Янис Яунсудрабинь - Белая книга
Марис Чаклайс
РАССКАЗЫ
Если входишь, в сумрак леса,
Оглянись: над полем небо,
Озарится взор твой светом,
Синевою лучезарной.
В сумрак старости войдешь ты,
Оглянись на годы детства —
Озарится сердце светом,
Лучезарной чистотою.
У НАС НА ХУТОРЕ
Хоть и похожи один на другой крестьянские хутора, а все ж, сдается мне, такого, как наш, не было во всей Верхней Курземе. И купол неба над ним был выше и облака белее, — там, за старой избой, на них покоились верхушки берез. Ни на одной крыше не видал я такого зеленого мха, как на нашей, и такой трубы из красного кирпича. Вся пунцовая, восседала она средь зеленого мха и временами пускала дым, а по вечерам, укутавшись своим же дымом, почти не показывалась. Наверху у нее выкрошилось несколько кирпичей и щербины закоптились дочерна.
Над крыльцом под стрехой насест для голубей. В зимнюю пору эти милые птицы сидели там рядком, нахохлившись, а весной, воркуя, кружили по двору — отыскивали соломины и тонкие прутики для гнезда. Спустя время над краем голубиного насеста высовывались толстые светло-желтые клювики: вывелись птенцы.

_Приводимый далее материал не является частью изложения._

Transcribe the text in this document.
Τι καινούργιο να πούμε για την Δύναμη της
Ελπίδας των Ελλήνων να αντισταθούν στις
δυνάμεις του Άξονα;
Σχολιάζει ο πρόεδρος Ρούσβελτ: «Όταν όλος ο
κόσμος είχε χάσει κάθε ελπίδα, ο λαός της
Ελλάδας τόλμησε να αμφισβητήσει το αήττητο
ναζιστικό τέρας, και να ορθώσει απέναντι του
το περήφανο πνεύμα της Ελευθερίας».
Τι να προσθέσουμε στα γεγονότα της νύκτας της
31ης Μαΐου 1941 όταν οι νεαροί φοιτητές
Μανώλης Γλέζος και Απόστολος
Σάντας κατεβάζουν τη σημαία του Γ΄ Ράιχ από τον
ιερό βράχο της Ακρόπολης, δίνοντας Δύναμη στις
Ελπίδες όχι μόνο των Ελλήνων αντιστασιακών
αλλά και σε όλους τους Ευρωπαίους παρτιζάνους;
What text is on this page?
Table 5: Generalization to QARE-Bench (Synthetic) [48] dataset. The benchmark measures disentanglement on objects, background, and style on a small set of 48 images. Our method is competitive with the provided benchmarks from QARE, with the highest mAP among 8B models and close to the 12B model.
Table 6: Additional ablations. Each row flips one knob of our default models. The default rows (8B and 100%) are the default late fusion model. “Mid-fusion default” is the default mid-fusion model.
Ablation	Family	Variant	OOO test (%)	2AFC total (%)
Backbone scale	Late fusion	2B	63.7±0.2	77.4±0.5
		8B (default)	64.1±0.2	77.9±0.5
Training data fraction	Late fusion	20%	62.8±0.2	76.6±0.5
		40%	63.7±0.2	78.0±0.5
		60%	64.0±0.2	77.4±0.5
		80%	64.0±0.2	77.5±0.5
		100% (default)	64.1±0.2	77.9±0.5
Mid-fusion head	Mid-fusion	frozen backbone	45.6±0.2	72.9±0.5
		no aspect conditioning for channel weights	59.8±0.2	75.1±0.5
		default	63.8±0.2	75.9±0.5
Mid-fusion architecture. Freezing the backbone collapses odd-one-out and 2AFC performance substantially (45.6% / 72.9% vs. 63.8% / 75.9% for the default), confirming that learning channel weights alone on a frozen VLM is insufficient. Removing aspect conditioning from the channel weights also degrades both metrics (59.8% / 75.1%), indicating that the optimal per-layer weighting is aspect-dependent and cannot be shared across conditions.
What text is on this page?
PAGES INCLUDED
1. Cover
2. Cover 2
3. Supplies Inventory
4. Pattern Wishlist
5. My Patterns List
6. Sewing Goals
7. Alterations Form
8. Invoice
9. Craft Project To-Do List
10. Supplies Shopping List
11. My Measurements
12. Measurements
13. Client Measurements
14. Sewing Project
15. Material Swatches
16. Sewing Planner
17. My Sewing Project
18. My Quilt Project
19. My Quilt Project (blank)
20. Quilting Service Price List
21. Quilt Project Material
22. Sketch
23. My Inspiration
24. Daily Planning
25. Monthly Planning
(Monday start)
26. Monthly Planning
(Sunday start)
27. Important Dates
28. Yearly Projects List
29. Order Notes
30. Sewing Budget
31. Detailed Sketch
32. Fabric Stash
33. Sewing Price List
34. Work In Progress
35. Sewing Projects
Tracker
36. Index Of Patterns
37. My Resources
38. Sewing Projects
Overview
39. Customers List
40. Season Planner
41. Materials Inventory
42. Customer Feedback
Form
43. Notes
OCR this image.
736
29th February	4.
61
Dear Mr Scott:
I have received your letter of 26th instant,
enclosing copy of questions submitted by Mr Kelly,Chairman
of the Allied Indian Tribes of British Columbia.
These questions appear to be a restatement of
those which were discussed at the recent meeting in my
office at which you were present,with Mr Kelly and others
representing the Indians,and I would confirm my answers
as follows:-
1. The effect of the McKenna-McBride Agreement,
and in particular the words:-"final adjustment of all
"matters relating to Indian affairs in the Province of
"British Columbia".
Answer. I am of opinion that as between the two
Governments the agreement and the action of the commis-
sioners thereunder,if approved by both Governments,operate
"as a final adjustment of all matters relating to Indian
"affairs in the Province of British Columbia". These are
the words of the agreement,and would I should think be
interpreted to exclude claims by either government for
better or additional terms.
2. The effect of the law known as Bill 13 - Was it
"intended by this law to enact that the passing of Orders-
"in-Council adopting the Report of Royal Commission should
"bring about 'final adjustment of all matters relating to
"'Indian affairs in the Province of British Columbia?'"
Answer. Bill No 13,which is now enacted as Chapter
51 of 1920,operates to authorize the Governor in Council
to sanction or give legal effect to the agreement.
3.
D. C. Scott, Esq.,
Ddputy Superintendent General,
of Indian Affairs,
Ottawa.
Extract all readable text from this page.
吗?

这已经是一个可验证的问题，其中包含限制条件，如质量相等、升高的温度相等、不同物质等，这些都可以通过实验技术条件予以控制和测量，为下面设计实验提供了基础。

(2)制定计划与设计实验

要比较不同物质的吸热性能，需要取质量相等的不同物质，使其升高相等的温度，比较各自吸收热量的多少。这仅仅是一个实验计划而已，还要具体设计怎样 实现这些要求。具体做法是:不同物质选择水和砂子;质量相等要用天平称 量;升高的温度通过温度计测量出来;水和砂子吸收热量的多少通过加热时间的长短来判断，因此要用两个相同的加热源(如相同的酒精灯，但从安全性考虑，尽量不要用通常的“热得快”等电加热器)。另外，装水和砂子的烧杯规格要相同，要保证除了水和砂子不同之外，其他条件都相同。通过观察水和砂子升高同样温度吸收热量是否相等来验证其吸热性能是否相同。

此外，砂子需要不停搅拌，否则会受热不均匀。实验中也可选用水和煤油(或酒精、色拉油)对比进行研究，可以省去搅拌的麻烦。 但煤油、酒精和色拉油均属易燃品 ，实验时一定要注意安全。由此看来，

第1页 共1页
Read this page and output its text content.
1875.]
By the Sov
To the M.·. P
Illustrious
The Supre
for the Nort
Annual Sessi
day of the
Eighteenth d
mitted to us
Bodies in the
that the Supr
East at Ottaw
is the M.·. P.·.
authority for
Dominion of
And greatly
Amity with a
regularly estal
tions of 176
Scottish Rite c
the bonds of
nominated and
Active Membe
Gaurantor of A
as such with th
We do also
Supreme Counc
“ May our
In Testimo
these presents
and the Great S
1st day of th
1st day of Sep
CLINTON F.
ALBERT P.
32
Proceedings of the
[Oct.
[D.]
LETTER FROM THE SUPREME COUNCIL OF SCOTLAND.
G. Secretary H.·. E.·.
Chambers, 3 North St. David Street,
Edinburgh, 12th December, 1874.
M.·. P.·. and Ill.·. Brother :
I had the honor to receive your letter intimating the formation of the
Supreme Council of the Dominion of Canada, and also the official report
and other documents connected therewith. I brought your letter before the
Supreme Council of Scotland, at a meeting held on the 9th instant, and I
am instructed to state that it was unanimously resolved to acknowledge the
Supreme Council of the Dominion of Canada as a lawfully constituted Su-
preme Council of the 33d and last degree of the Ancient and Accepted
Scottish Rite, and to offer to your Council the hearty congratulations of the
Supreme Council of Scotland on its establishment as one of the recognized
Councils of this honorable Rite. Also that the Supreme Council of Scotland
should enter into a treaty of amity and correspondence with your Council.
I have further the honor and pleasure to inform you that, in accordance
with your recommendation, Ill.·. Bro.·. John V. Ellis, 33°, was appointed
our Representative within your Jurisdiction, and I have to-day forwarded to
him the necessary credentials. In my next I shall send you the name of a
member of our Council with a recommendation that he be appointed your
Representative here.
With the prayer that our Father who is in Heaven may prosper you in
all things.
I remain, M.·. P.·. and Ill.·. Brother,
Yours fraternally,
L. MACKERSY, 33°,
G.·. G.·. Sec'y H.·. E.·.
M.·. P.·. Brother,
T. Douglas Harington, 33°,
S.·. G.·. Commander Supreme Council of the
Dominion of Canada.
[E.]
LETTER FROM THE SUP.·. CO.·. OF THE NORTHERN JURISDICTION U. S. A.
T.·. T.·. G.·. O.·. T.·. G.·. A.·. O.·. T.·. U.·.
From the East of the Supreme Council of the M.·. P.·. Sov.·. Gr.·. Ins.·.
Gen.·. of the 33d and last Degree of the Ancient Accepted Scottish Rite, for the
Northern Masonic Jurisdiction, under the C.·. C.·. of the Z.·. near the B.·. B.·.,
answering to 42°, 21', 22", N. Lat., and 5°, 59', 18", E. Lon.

Снаружи наша изба была серая, как осиное гнездо, как серая бумага, когда вымокнет и подсохнет. Иные бревна покосились. Подле крыльца сколотили лавочку — людям посидеть или ведра сушить.
Окна в избе неодинаковые: в самых больших по шесть стекол, в самых маленьких по одному. Зато на всех окнах ставни. Похоже, их когда-то белили, а может, и нет. Стекла в некоторых окошках очень красивые, цветные, переливчатые, только трудно сквозь такие что-нибудь разглядеть.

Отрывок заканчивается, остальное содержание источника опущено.